Für medizinischer Ultraschallgeräte hat Analog Devices mit dem AD8339 einen programmierbaren Vierkanal-I/Q-Demodulator mit Phasenschieber entwickelt, der ohne die großen Schaltmatrizen (Crosspoint-Switch Matrices) und analogen Verzögerungsleitungen auskommt, die normalerweise beim Phased-Array Beam Forming erforderlich sind.

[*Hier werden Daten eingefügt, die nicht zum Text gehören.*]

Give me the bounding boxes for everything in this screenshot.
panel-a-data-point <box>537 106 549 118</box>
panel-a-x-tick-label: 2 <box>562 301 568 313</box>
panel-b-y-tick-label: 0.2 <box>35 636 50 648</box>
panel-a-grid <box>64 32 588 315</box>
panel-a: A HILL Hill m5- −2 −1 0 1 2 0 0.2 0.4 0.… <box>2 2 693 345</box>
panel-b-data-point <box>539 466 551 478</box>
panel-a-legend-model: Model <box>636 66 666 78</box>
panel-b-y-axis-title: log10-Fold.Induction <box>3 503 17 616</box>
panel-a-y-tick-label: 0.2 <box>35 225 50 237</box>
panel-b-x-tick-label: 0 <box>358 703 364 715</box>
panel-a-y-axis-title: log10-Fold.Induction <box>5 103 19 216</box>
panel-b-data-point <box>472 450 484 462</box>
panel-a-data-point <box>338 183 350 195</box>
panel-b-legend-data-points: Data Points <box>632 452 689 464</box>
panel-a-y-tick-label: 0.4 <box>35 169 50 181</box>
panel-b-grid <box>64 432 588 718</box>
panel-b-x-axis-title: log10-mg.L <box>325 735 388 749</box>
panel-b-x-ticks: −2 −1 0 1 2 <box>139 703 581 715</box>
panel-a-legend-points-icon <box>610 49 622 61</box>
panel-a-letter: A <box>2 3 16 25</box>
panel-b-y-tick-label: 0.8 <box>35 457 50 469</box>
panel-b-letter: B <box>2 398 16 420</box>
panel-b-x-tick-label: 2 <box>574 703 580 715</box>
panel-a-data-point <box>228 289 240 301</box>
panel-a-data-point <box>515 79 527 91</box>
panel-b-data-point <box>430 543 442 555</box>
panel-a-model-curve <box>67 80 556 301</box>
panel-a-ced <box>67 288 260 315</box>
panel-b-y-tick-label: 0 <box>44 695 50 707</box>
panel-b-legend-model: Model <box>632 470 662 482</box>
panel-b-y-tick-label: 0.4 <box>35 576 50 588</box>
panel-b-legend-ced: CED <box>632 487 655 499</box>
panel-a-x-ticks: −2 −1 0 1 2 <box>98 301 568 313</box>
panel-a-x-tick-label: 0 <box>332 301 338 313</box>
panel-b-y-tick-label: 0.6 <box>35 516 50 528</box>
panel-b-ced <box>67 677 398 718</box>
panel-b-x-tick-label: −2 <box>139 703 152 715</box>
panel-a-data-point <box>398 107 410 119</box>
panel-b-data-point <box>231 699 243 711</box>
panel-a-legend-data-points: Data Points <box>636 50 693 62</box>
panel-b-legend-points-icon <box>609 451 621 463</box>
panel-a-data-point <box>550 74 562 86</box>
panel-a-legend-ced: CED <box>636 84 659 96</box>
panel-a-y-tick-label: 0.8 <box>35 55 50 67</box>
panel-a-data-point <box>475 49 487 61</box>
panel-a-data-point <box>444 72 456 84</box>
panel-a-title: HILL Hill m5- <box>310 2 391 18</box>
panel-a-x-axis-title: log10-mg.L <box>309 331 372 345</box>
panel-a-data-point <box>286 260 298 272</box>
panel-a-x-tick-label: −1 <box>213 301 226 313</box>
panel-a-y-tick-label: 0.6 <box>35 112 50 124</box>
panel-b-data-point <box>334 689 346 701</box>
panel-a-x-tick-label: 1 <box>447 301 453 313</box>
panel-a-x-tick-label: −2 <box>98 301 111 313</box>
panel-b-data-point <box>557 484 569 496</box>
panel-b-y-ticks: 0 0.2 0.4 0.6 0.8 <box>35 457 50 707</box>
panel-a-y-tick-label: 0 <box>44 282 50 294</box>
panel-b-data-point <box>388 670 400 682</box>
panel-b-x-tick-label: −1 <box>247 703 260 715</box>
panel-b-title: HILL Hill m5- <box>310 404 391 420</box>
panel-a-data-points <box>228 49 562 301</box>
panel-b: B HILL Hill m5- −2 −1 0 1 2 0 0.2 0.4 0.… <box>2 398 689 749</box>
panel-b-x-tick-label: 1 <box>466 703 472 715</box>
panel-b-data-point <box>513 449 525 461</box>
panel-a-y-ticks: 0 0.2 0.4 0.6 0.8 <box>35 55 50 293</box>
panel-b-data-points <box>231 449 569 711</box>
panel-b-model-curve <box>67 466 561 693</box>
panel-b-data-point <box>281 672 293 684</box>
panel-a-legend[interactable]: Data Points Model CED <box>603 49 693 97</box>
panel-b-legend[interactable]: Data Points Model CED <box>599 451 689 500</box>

Damit ermöglicht er die Entwicklung von Ultraschallgeräten für die CW-Dopplerdiagnostik (Continuous Wave) mit bis zu 75 Prozent weniger Platzbedarf auf der Leiterplatte. Aufgrund seines geringen Leistungsverbrauchs von lediglich 73 mW/Kanal lassen sich mit dem AD8339 tragbare, batteriegespeiste Geräte für die CW-Dopplerdiagnostik entwickeln. Sein geringer Leistungsverbrauchs ermöglicht es zudem, Ultraschallgeräte mit höherer Kanaldichte als bisher zu entwickeln. Der AD8339 verfügt über einen großen Dynamikbereich von 158 dB/Hz, arbeitet in Phasenschritten von 22,5 Grad und ermöglicht so die exakte zeitliche Ausrichtung mehrerer Kanäle in CW-Beam-Forming-Anwendungen. Signal-Latenzen, die durch physiologische Variablen entstehen, werden dabei kompensiert und es entstehen genaue Ultraschallbilder. Der AD8339 verfügt über ein einfaches Drei-Draht-SPI (Serial Peripheral Interface) zur digitalen Steuerung von Kanalauswahl und Phasen über Befehle des Systemcomputers. Ein synchronisierter, gemeinsamer LO-Eingang (Local Oscillator) für alle Kanäle ermöglicht ein genaues Phasen-Locking auf den Systemtakt. Der AD8339 weist einen Quadratur-Phasenfehler von lediglich ±0,5° sowie eine I&Q-Amplitudenabweichung von 0,25 dB auf. Der LO-Frequenzbereich beträgt 100 MHz; der Basis-HF-Eingangsfrequenzbereich 25 MHz.

Derzeit bemustert ADI den AD8339 und will ab Juni 2007 in Stückzahlen liefern. Er sitzt in einem 40-poligen LFCSP-Gehäuse und kostet bei Abnahme von 1.000 Stück 11,95 Dollar.